For all of Blagojevich's time on the stand defending himself -- and in spite of what jurors said seemed like testimony directed toward them -- Spaetti said she had little trouble finding Blagojevich guilty.
"It really wasn't difficult for me. I went in there really headstrong," she said.
She said it could be difficult balancing that with opinions of others in the jury room during the nine substantive days of deliberations before the jury finally announced its verdict: Blagojevich was guilty on 17 of 20 counts and not guilty on one. The jury was unable to reach a verdict on two of the counts.
Maribel DeLeon, another juror on the trial, told reporters she was hoping to find Blagjevich not guilty -- but the evidence pointed in a different direction.
"I'd come in thinking, 'OK, he's not guilty,' and then all of a sudden I'm like, 'Gosh darn you, Rod!
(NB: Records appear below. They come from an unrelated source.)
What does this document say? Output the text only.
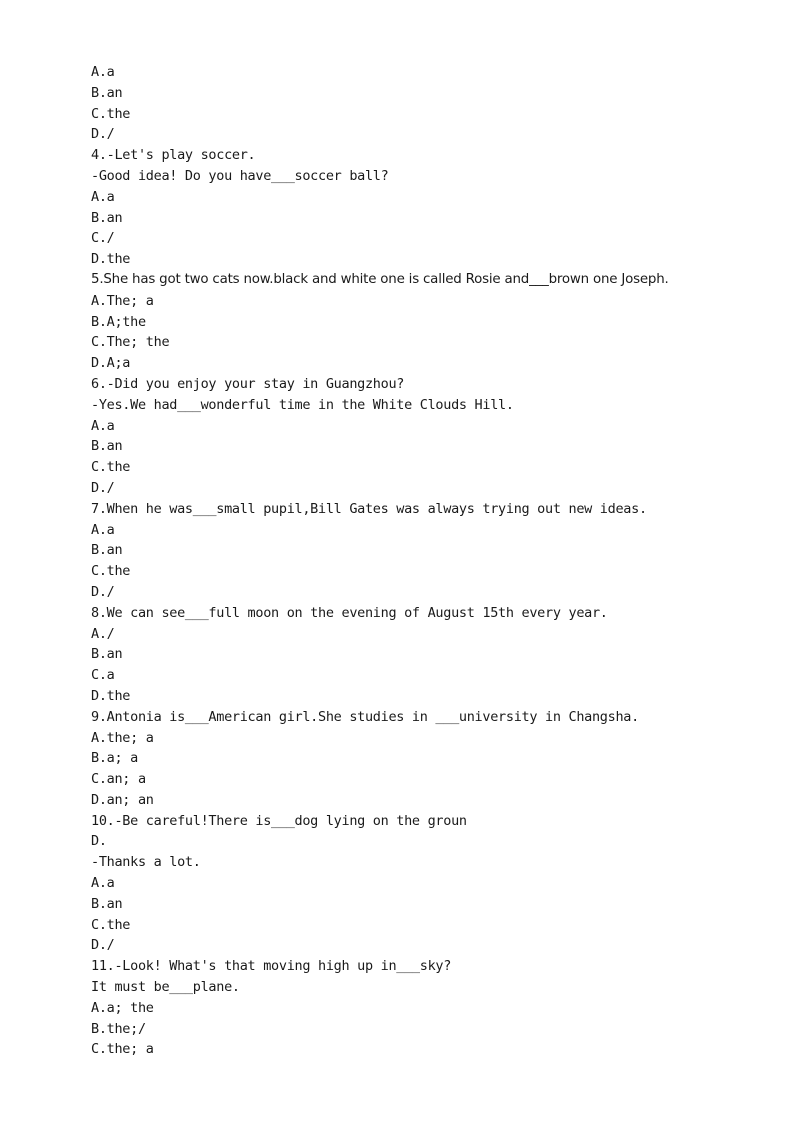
A.a
B.an
C.the
D./
4.-Let's play soccer.
-Good idea! Do you have___soccer ball?
A.a
B.an
C./
D.the
5.She has got two cats now.black and white one is called Rosie and___brown one Joseph.
A.The; a
B.A;the
C.The; the
D.A;a
6.-Did you enjoy your stay in Guangzhou?
-Yes.We had___wonderful time in the White Clouds Hill.
A.a
B.an
C.the
D./
7.When he was___small pupil,Bill Gates was always trying out new ideas.
A.a
B.an
C.the
D./
8.We can see___full moon on the evening of August 15th every year.
A./
B.an
C.a
D.the
9.Antonia is___American girl.She studies in ___university in Changsha.
A.the; a
B.a; a
C.an; a
D.an; an
10.-Be careful!There is___dog lying on the groun
D.
-Thanks a lot.
A.a
B.an
C.the
D./
11.-Look! What's that moving high up in___sky?
It must be___plane.
A.a; the
B.the;/
C.the; a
You did it again!' I mean, he proved beyond a reasonable doubt that he was guilty," said DeLeon, a mother of three.
For Spaetti, that could be frustrating.
"There were a couple jurors who would frequently would look on the defense side," she said, and other jurors had to constantly remind them to look at the evidence. "Yes, we see Patti in the courtroom crying and he brought his daughter in one day, but you're there to do a job and people are counting on you to put that aside."